嘉楽王派の中心である稲森・火取両将や,精兵を持つ山奈広康らが
都を開けた隙をついてのことである。
山奈広康の軍は,取って返して宮原勢に対応した。
綾朝の早・市村水軍は,湯朝の火取水軍を破り,紗摩川での制水権を確保,
湯朝方諸城の連絡を遮断した。
これら諸城は綾朝の里見・西井・上村らによって個別に打ち破られた。
三原・鴨下らを下して勢いに乗る綾朝軍は,
内乱となった湯朝領を目指して,さらに南下する。
しかし,湯朝の内乱は,山奈広康が瞬く間に反主流派を破って終息させてしまう。
広康はそのまま軍を率いて,綾朝と湯朝の境にある要地 久香崎(くがさき)に
要塞を築くと,撤収してきた稲森隊や火取隊と合流,綾朝を迎撃した。
結局,早智秋が,
「湯朝の隙は今や消滅しました。
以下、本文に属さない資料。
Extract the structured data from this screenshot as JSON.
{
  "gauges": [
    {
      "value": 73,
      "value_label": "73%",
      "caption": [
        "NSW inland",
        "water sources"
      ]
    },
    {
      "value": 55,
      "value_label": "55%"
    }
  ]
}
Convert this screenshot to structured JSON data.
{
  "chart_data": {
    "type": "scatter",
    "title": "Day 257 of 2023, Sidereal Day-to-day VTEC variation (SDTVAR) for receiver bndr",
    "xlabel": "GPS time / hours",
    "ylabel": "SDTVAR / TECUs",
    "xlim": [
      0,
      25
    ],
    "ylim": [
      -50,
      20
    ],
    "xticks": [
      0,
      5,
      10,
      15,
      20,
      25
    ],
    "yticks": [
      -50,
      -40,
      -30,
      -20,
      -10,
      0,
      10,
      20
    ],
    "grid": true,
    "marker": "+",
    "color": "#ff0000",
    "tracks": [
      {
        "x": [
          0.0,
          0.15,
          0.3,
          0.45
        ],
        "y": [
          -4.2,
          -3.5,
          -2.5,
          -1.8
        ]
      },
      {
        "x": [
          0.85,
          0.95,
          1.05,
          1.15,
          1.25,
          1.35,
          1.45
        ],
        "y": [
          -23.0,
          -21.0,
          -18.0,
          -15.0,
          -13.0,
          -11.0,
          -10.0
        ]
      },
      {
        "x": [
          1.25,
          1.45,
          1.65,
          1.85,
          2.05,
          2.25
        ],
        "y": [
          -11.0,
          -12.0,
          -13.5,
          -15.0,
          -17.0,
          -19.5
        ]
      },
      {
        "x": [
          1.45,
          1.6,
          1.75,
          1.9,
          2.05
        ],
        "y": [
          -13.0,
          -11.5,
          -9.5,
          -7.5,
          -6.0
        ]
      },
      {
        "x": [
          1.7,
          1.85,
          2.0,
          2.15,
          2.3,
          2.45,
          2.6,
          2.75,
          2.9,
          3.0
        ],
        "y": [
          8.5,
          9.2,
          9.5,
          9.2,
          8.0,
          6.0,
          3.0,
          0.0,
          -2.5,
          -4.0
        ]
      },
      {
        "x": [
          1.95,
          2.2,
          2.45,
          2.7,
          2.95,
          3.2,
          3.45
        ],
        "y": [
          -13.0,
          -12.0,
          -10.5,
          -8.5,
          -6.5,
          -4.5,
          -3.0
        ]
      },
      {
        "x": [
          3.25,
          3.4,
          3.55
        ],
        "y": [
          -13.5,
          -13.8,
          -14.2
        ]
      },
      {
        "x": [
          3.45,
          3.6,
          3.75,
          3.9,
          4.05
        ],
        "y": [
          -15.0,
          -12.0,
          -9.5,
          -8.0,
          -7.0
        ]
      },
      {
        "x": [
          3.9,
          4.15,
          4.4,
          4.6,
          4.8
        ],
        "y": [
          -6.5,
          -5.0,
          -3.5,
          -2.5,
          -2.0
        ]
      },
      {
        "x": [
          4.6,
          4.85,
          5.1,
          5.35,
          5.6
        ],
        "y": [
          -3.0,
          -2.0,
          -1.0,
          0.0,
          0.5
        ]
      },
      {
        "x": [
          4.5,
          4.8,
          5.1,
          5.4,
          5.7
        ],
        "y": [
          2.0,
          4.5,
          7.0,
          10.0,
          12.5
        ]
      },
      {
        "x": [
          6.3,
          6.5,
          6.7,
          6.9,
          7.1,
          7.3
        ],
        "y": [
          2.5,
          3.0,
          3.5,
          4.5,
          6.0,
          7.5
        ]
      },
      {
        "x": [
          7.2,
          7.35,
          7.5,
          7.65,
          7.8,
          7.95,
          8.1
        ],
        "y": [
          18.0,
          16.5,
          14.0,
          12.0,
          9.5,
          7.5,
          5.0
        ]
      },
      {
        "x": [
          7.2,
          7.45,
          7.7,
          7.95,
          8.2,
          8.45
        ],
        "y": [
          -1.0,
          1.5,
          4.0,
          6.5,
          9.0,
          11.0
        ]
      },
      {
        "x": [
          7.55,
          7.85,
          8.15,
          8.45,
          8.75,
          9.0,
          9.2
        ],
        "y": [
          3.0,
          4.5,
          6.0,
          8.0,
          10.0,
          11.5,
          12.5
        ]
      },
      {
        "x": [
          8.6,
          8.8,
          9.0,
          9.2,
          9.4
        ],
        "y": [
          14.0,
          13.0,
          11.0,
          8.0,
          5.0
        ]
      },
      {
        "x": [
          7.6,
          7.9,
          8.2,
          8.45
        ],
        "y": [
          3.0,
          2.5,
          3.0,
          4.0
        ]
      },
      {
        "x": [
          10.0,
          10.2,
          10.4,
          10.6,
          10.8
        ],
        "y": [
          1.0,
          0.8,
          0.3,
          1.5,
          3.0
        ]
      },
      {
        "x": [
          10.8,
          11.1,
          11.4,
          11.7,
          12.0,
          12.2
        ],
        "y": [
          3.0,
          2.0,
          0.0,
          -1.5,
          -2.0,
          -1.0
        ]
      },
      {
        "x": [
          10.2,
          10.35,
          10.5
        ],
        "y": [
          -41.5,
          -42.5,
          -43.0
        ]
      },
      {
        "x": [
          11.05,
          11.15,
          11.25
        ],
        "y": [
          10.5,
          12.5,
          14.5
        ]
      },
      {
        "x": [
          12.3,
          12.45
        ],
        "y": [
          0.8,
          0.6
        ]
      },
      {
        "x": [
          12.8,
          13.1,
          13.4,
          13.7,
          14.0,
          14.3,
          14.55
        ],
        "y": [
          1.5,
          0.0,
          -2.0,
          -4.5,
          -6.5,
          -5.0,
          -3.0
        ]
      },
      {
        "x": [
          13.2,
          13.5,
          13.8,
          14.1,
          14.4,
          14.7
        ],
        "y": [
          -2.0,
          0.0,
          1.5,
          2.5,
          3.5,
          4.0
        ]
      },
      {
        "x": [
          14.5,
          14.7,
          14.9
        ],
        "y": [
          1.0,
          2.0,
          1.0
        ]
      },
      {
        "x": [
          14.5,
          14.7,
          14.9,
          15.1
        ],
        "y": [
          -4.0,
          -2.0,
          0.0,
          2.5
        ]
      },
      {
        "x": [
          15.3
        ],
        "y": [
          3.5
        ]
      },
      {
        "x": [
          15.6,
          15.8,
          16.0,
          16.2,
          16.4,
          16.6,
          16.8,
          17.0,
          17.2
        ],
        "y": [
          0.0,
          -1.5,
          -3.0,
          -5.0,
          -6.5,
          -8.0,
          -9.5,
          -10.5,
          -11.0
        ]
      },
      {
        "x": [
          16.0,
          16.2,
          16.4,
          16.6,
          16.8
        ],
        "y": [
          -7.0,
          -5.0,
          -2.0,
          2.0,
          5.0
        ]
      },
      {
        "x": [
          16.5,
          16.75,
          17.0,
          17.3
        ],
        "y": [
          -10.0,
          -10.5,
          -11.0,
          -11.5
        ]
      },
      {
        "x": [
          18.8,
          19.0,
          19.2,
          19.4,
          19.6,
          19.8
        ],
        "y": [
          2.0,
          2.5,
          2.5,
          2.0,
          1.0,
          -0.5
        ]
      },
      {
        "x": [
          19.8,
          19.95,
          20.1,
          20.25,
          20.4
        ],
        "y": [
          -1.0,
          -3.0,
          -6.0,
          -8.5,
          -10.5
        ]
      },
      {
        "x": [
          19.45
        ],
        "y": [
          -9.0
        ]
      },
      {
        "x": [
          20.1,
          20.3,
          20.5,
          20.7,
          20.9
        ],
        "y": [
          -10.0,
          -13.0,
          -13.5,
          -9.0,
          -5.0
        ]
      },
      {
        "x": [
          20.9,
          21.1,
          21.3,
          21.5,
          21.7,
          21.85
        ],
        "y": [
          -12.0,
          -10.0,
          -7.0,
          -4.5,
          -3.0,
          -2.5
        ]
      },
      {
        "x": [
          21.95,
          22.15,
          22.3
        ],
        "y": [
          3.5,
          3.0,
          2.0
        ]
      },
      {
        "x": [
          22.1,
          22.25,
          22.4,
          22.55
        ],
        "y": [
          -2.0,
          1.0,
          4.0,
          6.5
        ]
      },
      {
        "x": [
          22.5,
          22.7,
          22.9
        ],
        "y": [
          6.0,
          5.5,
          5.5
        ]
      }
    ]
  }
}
本来の湯朝は大国であり,また山奈広康は名将です。
その上,久香崎には,堅牢な備えがあります。
今回はひとまず,三原顕吉・鴨下憲長らを討ち,
内憂を取り除けたことで良しとして引き上げるべきと考えます。」
と主張,これに諸将が同調し,綾朝軍は久香崎から撤収した。